Nashville Lost 84% of Songwriters from 2000-2017
- DennyHall
- Aug 4, 2021
- 1 min read
Updated: Sep 3, 2023

Said singer-songwriter, Garth Brooks, at the 2017 SXSW music conference:
“Songwriting’s going downhill, and we as artists need to try and preserve that [art],” he exhorted backstage at the Austin Convention Center before his keynote address at the music festival and conference.

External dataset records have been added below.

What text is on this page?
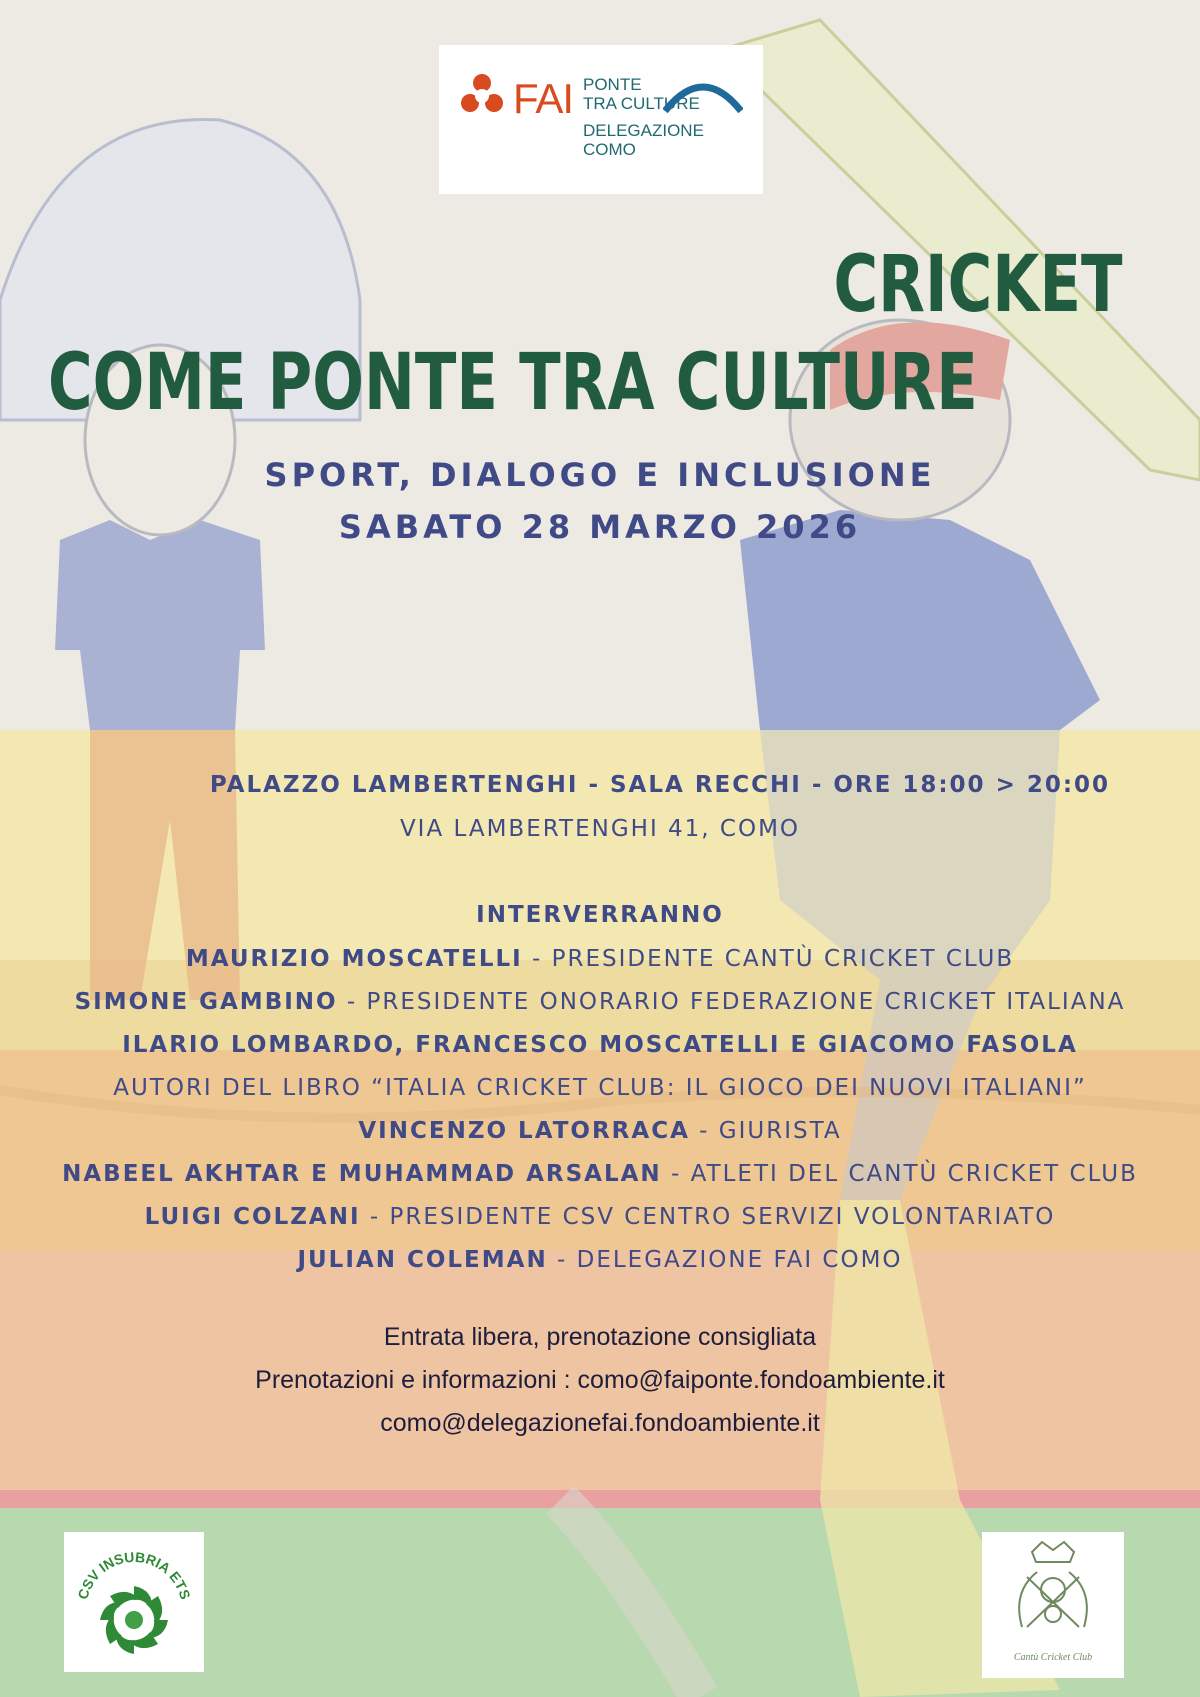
FAI PONTE
TRA CULTURE
DELEGAZIONE
COMO
CRICKET
COME PONTE TRA CULTURE
SPORT, DIALOGO E INCLUSIONE
SABATO 28 MARZO 2026
PALAZZO LAMBERTENGHI - SALA RECCHI - ORE 18:00 > 20:00
VIA LAMBERTENGHI 41, COMO
INTERVERRANNO
MAURIZIO MOSCATELLI - PRESIDENTE CANTÙ CRICKET CLUB
SIMONE GAMBINO - PRESIDENTE ONORARIO FEDERAZIONE CRICKET ITALIANA
ILARIO LOMBARDO, FRANCESCO MOSCATELLI E GIACOMO FASOLA
AUTORI DEL LIBRO “ITALIA CRICKET CLUB: IL GIOCO DEI NUOVI ITALIANI”
VINCENZO LATORRACA - GIURISTA
NABEEL AKHTAR E MUHAMMAD ARSALAN - ATLETI DEL CANTÙ CRICKET CLUB
LUIGI COLZANI - PRESIDENTE CSV CENTRO SERVIZI VOLONTARIATO
JULIAN COLEMAN - DELEGAZIONE FAI COMO
Entrata libera, prenotazione consigliata
Prenotazioni e informazioni : como@faiponte.fondoambiente.it
como@delegazionefai.fondoambiente.it
CSV INSUBRIA ETS
Cantù Cricket Club
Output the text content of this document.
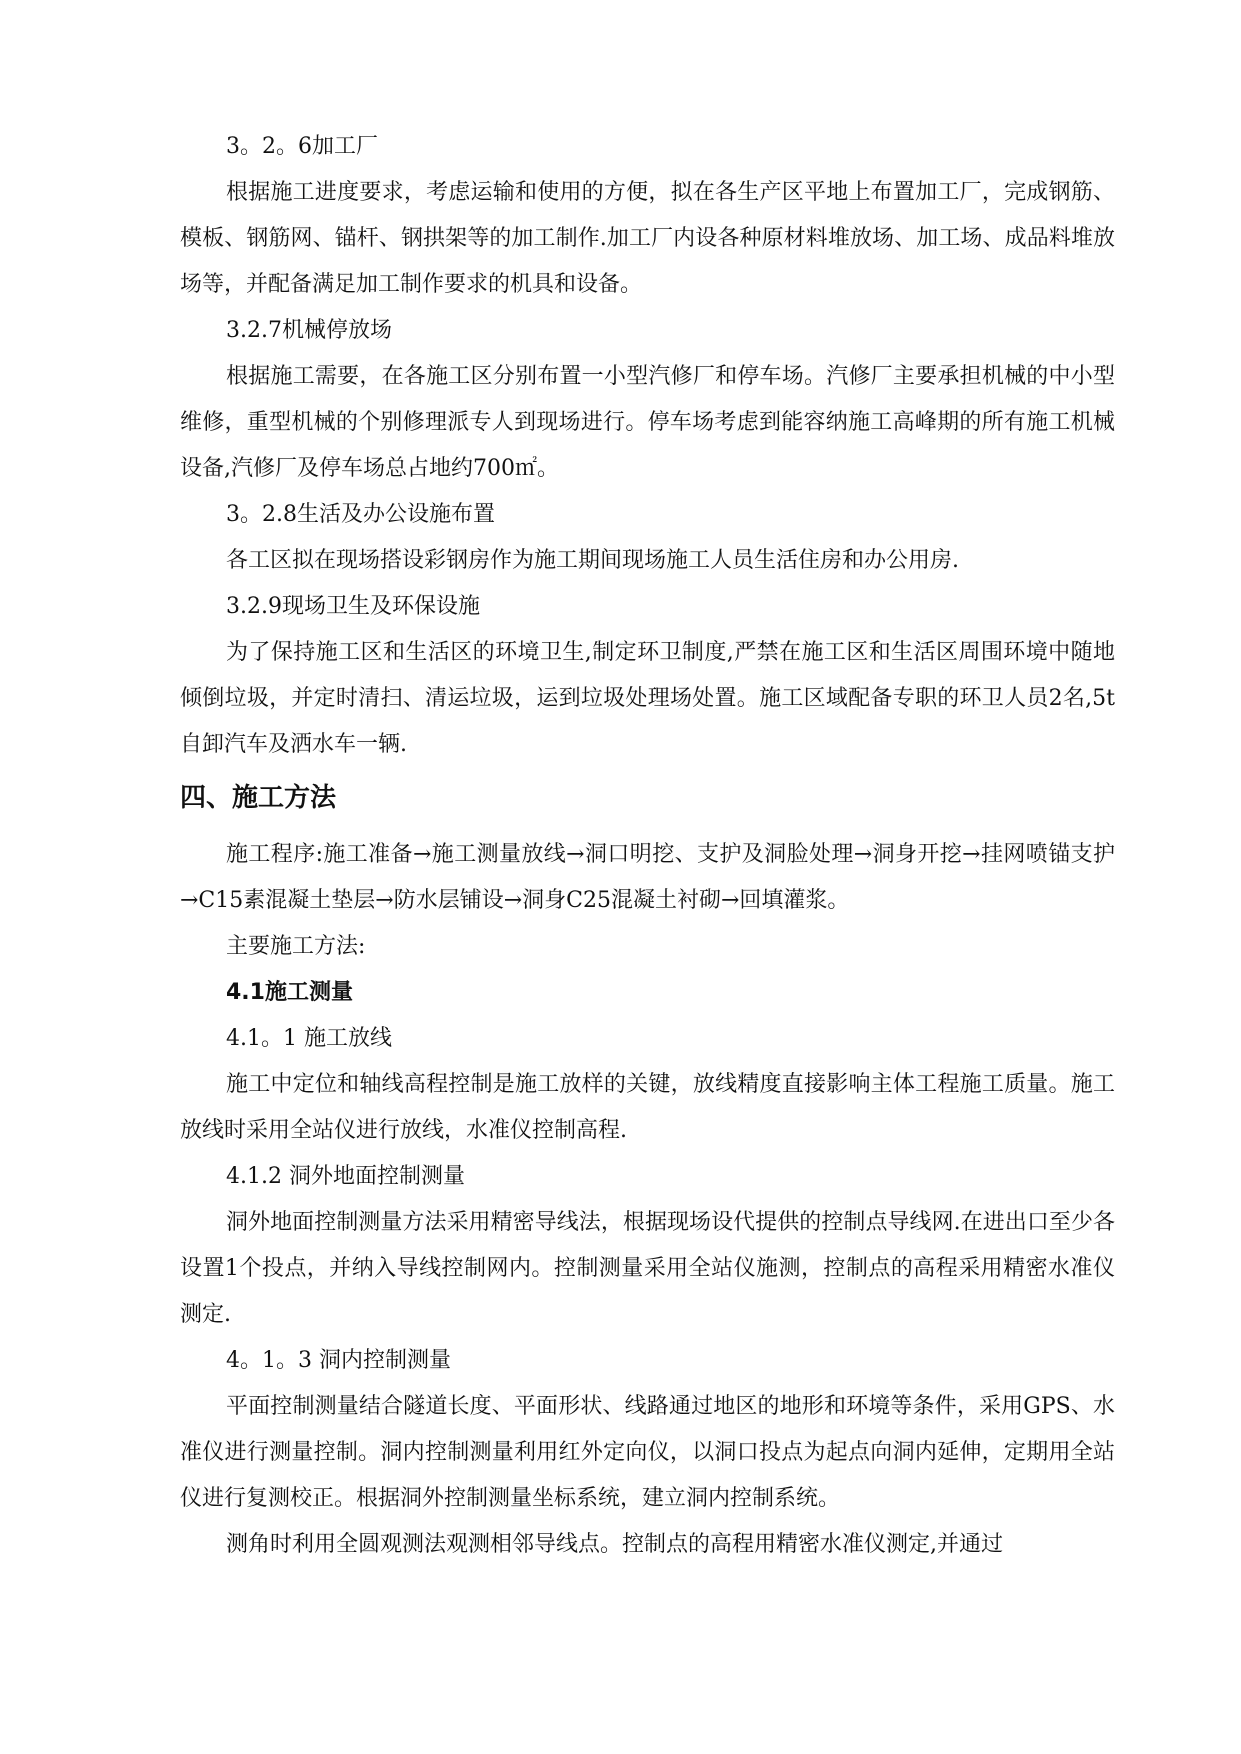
3。2。6加工厂

根据施工进度要求，考虑运输和使用的方便，拟在各生产区平地上布置加工厂，完成钢筋、模板、钢筋网、锚杆、钢拱架等的加工制作.加工厂内设各种原材料堆放场、加工场、成品料堆放场等，并配备满足加工制作要求的机具和设备。

3.2.7机械停放场

根据施工需要，在各施工区分别布置一小型汽修厂和停车场。汽修厂主要承担机械的中小型维修，重型机械的个别修理派专人到现场进行。停车场考虑到能容纳施工高峰期的所有施工机械设备,汽修厂及停车场总占地约700㎡。

3。2.8生活及办公设施布置

各工区拟在现场搭设彩钢房作为施工期间现场施工人员生活住房和办公用房.

3.2.9现场卫生及环保设施

为了保持施工区和生活区的环境卫生,制定环卫制度,严禁在施工区和生活区周围环境中随地倾倒垃圾，并定时清扫、清运垃圾，运到垃圾处理场处置。施工区域配备专职的环卫人员2名,5t自卸汽车及洒水车一辆.

四、施工方法

施工程序:施工准备→施工测量放线→洞口明挖、支护及洞脸处理→洞身开挖→挂网喷锚支护→C15素混凝土垫层→防水层铺设→洞身C25混凝土衬砌→回填灌浆。

主要施工方法:

4.1施工测量

4.1。1 施工放线

施工中定位和轴线高程控制是施工放样的关键，放线精度直接影响主体工程施工质量。施工放线时采用全站仪进行放线，水准仪控制高程.

4.1.2 洞外地面控制测量

洞外地面控制测量方法采用精密导线法，根据现场设代提供的控制点导线网.在进出口至少各设置1个投点，并纳入导线控制网内。控制测量采用全站仪施测，控制点的高程采用精密水准仪测定.

4。1。3 洞内控制测量

平面控制测量结合隧道长度、平面形状、线路通过地区的地形和环境等条件，采用GPS、水准仪进行测量控制。洞内控制测量利用红外定向仪，以洞口投点为起点向洞内延伸，定期用全站仪进行复测校正。根据洞外控制测量坐标系统，建立洞内控制系统。

测角时利用全圆观测法观测相邻导线点。控制点的高程用精密水准仪测定,并通过
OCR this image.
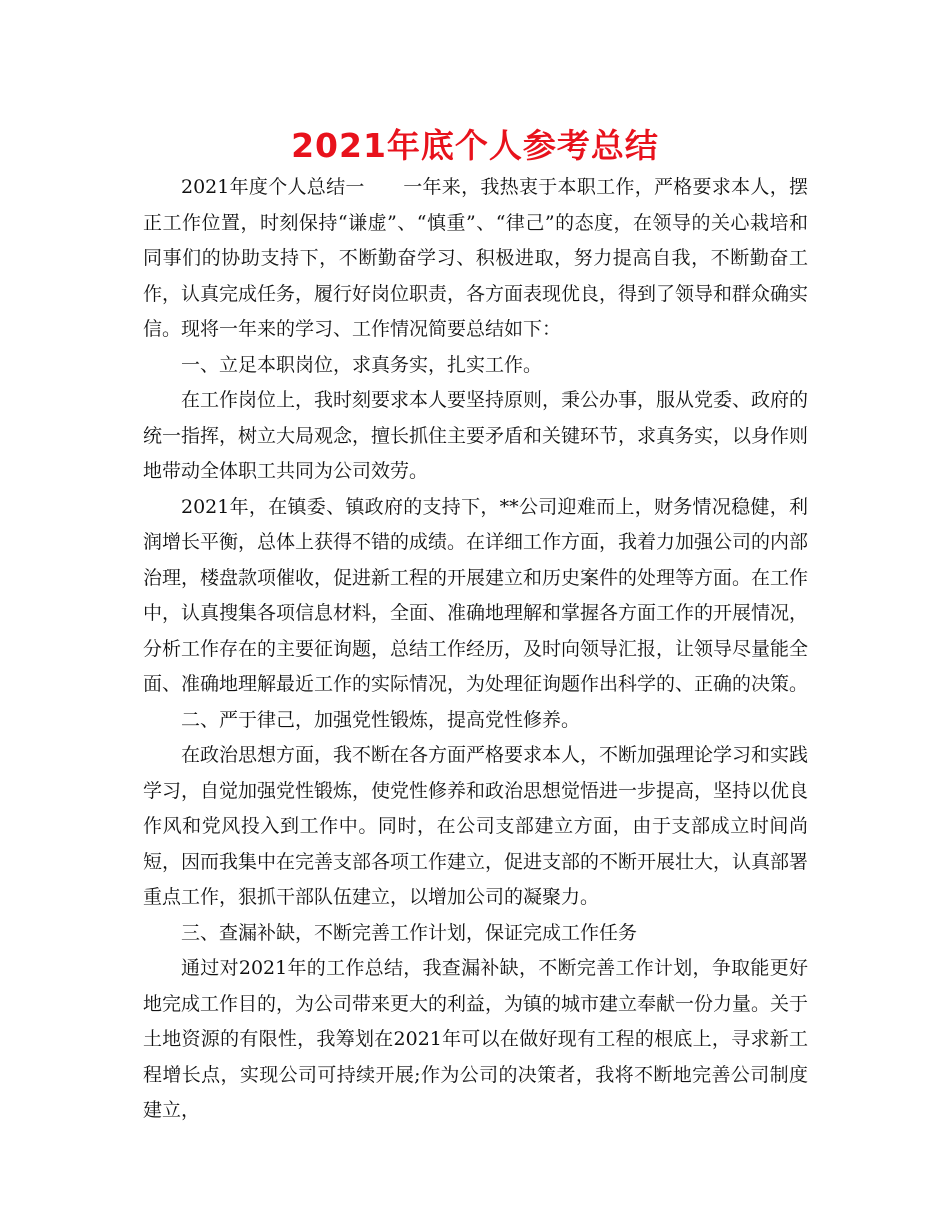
2021年底个人参考总结

2021年度个人总结一　　一年来，我热衷于本职工作，严格要求本人，摆正工作位置，时刻保持“谦虚”、“慎重”、“律己”的态度，在领导的关心栽培和同事们的协助支持下，不断勤奋学习、积极进取，努力提高自我，不断勤奋工作，认真完成任务，履行好岗位职责，各方面表现优良，得到了领导和群众确实信。现将一年来的学习、工作情况简要总结如下：

一、立足本职岗位，求真务实，扎实工作。

在工作岗位上，我时刻要求本人要坚持原则，秉公办事，服从党委、政府的统一指挥，树立大局观念，擅长抓住主要矛盾和关键环节，求真务实，以身作则地带动全体职工共同为公司效劳。

2021年，在镇委、镇政府的支持下，**公司迎难而上，财务情况稳健，利润增长平衡，总体上获得不错的成绩。在详细工作方面，我着力加强公司的内部治理，楼盘款项催收，促进新工程的开展建立和历史案件的处理等方面。在工作中，认真搜集各项信息材料，全面、准确地理解和掌握各方面工作的开展情况，分析工作存在的主要征询题，总结工作经历，及时向领导汇报，让领导尽量能全面、准确地理解最近工作的实际情况，为处理征询题作出科学的、正确的决策。

二、严于律己，加强党性锻炼，提高党性修养。

在政治思想方面，我不断在各方面严格要求本人，不断加强理论学习和实践学习，自觉加强党性锻炼，使党性修养和政治思想觉悟进一步提高，坚持以优良作风和党风投入到工作中。同时，在公司支部建立方面，由于支部成立时间尚短，因而我集中在完善支部各项工作建立，促进支部的不断开展壮大，认真部署重点工作，狠抓干部队伍建立，以增加公司的凝聚力。

三、查漏补缺，不断完善工作计划，保证完成工作任务

通过对2021年的工作总结，我查漏补缺，不断完善工作计划，争取能更好地完成工作目的，为公司带来更大的利益，为镇的城市建立奉献一份力量。关于土地资源的有限性，我筹划在2021年可以在做好现有工程的根底上，寻求新工程增长点，实现公司可持续开展;作为公司的决策者，我将不断地完善公司制度建立，
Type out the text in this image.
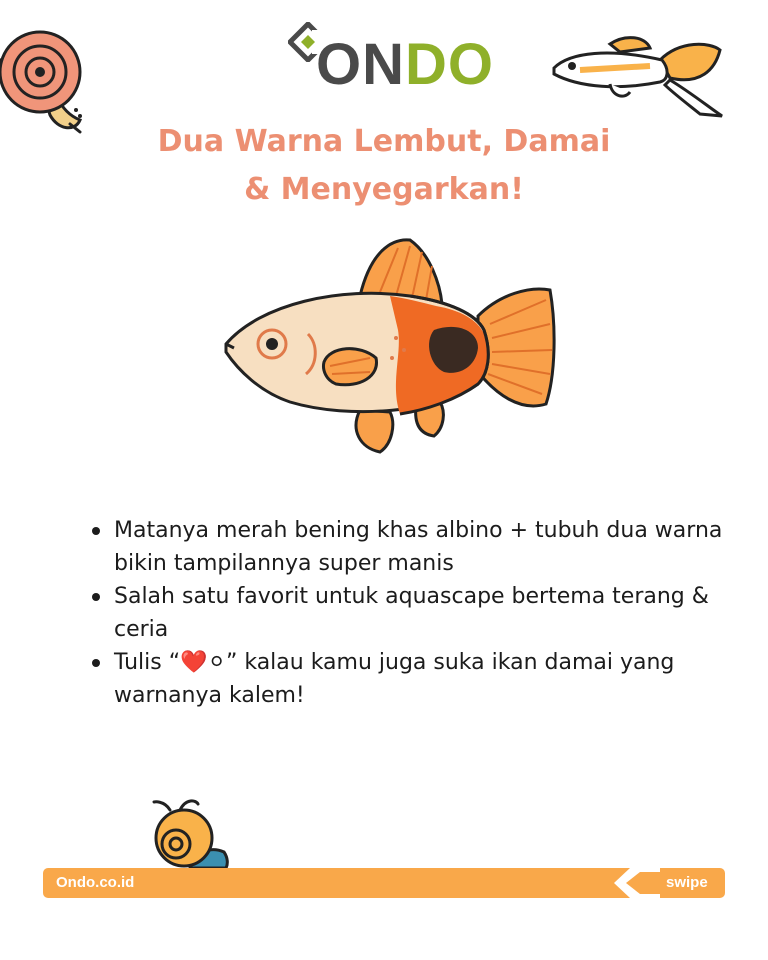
ONDO
Dua Warna Lembut, Damai
& Menyegarkan!
Matanya merah bening khas albino + tubuh dua warna bikin tampilannya super manis
Salah satu favorit untuk aquascape bertema terang & ceria
Tulis “❤️⚪” kalau kamu juga suka ikan damai yang warnanya kalem!
Ondo.co.id	swipe
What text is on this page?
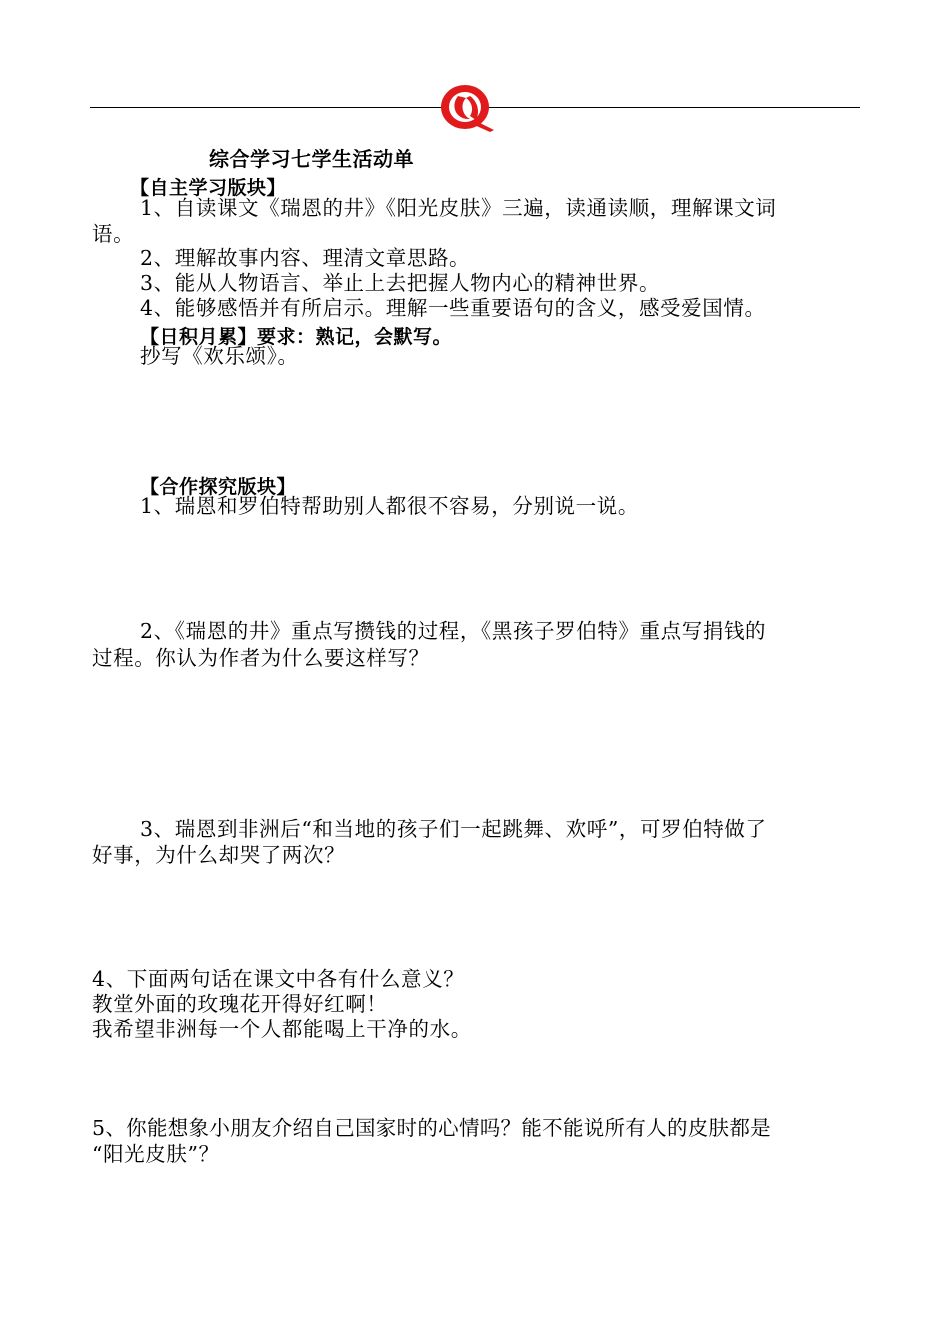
综合学习七学生活动单
【自主学习版块】
1、自读课文《瑞恩的井》《阳光皮肤》三遍，读通读顺，理解课文词
语。
2、理解故事内容、理清文章思路。
3、能从人物语言、举止上去把握人物内心的精神世界。
4、能够感悟并有所启示。理解一些重要语句的含义，感受爱国情。
【日积月累】要求：熟记，会默写。
抄写《欢乐颂》。
【合作探究版块】
1、瑞恩和罗伯特帮助别人都很不容易，分别说一说。
2、《瑞恩的井》重点写攒钱的过程，《黑孩子罗伯特》重点写捐钱的
过程。你认为作者为什么要这样写？
3、瑞恩到非洲后“和当地的孩子们一起跳舞、欢呼”，可罗伯特做了
好事，为什么却哭了两次？
4、下面两句话在课文中各有什么意义？
教堂外面的玫瑰花开得好红啊！
我希望非洲每一个人都能喝上干净的水。
5、你能想象小朋友介绍自己国家时的心情吗？能不能说所有人的皮肤都是
“阳光皮肤”？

“Everybody’s making something, but nobody’s making enough to survive.” Brooks said that from "2000 until now, Nashville — and I’m talking just about Nashville—has lost over 84% of its songwriters." “It’s a ghost town when it comes to songwriters. One or two songwriters have 28 Number Ones. That’s never happened before. So as much as I’d love for my name to be one of those writers that has the 28 Number Ones, even if you ask the writers themselves, they’ll tell you that (if) one person gets that many Number Ones, the music might start sounding kind of the same." “So my thing is, for music’s sake — which is for all of our sakes — we must reinvest in the songwriter and let’s take care of them because that’s where it all starts. Keeping these people in business until they write that song that God sent them down here to write — I think that’s our duty.” “I wish I had a crystal ball and could tell you everything’s gonna be fine, but I hate to admit this: I don’t know."